Google Haberlere Abone ol

DUVAR - Kütahya’da bulunan Dumlupınar Üniversitesi dolandırıcılık, eşe özel ilan, usulsüz kayıt ve rüşvet iddialarıyla gündemdeki yerini koruyor. Yabancı uyruklu öğrenciler kendilerinden ‘el altından para alındığını’ ileri sürüyor. Üniversitede görevli birkaç akademisyen kayıt yapan yabancı uyrukluların derslere girmemesine rağmen rektörlüğün bir işlem başlatmadığını söylüyor. Bir akademisyen ise suç duyurusunda bulunarak Türkçe ve Yabancı Dil Uygulama ve Araştırma Merkezi'nde (TÖMER) rüşvet iddialarının olduğunu dile getiriyor.

Üniversiteye ilgili iddialar bunlarla sınırlı değil. Fen Edebiyat Fakültesi Türk Dili ve Edebiyatı öğretim üyelerinden Prof. Dr. Ersen Ersoy'un eşi kadroya girmek için geçtiğimiz aylarda doktora ilanına başvuruda bulundu. Ancak bu duruma 'kişiye özel ilan' olduğu gerekçesiyle bir jüri üyesi tepki gösterdi. Tepkiler sonucu YÖK üniversitede incelemelerde bulundu, doktorayı hak etmesine rağmen ‘torpil’ nedeniyle kadroya alınmadığını söyleyen bir doktora adayı da mahkemeye başvurdu.

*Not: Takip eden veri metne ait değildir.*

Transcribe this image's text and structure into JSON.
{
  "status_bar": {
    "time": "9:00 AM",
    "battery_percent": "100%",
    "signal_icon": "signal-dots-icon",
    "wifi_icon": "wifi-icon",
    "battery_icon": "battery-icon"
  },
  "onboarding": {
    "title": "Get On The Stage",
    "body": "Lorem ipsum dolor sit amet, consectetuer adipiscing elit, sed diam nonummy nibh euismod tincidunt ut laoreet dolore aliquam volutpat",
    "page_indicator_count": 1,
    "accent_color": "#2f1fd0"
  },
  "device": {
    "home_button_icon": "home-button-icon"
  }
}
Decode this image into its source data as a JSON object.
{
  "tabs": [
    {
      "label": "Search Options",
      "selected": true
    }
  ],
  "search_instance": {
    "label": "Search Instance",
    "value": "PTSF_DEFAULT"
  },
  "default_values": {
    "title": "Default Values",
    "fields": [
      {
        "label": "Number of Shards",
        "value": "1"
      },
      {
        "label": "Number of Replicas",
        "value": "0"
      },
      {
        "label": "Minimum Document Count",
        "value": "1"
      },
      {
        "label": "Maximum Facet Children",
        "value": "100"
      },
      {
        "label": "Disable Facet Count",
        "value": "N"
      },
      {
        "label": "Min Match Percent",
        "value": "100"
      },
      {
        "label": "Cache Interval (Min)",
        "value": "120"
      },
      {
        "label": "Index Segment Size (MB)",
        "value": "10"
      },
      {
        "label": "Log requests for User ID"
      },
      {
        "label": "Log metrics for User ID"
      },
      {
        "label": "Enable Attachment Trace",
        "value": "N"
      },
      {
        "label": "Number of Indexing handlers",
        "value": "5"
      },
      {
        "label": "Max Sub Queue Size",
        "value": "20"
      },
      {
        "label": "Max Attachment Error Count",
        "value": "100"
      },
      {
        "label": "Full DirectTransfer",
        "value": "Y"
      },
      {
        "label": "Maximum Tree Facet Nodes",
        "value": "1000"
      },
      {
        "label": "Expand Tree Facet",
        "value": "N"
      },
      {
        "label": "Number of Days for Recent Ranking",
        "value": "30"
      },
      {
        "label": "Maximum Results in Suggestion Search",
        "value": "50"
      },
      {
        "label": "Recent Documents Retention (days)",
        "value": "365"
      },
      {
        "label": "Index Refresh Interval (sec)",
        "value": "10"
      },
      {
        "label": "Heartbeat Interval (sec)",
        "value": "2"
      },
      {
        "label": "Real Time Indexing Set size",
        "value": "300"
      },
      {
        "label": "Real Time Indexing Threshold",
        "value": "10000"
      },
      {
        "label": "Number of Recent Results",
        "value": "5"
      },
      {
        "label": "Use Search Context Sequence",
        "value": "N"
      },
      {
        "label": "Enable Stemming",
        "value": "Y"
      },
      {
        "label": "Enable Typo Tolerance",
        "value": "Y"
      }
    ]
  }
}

Ancak tüm bu yaşananları üniversitenin rektörü Kazım Uysal reddediyor. Gazete Duvar’ın, ‘‘Eşe özel ilan’ YÖK’e taşındı: Atama nasıl yapıldı?’, ‘Akademisyenin iddiası: Üniversitede insan kaçakçılığı suçu işlendi’, ‘Mahkemeye başvuru: Eşini kadroya alamayınca tüm adayları eledi’ başlığıyla gündeme taşıdığı haberleriyle ilgili Uysal, geçen günlerde yaptığı bir basın toplantısında bu iddiaların üniversitede yaşanmadığını savundu. Uysal sorularımıza verdiği yanıtta ise iddialarla ilgili yargı süreçlerinin devam ettiğini belirtti. 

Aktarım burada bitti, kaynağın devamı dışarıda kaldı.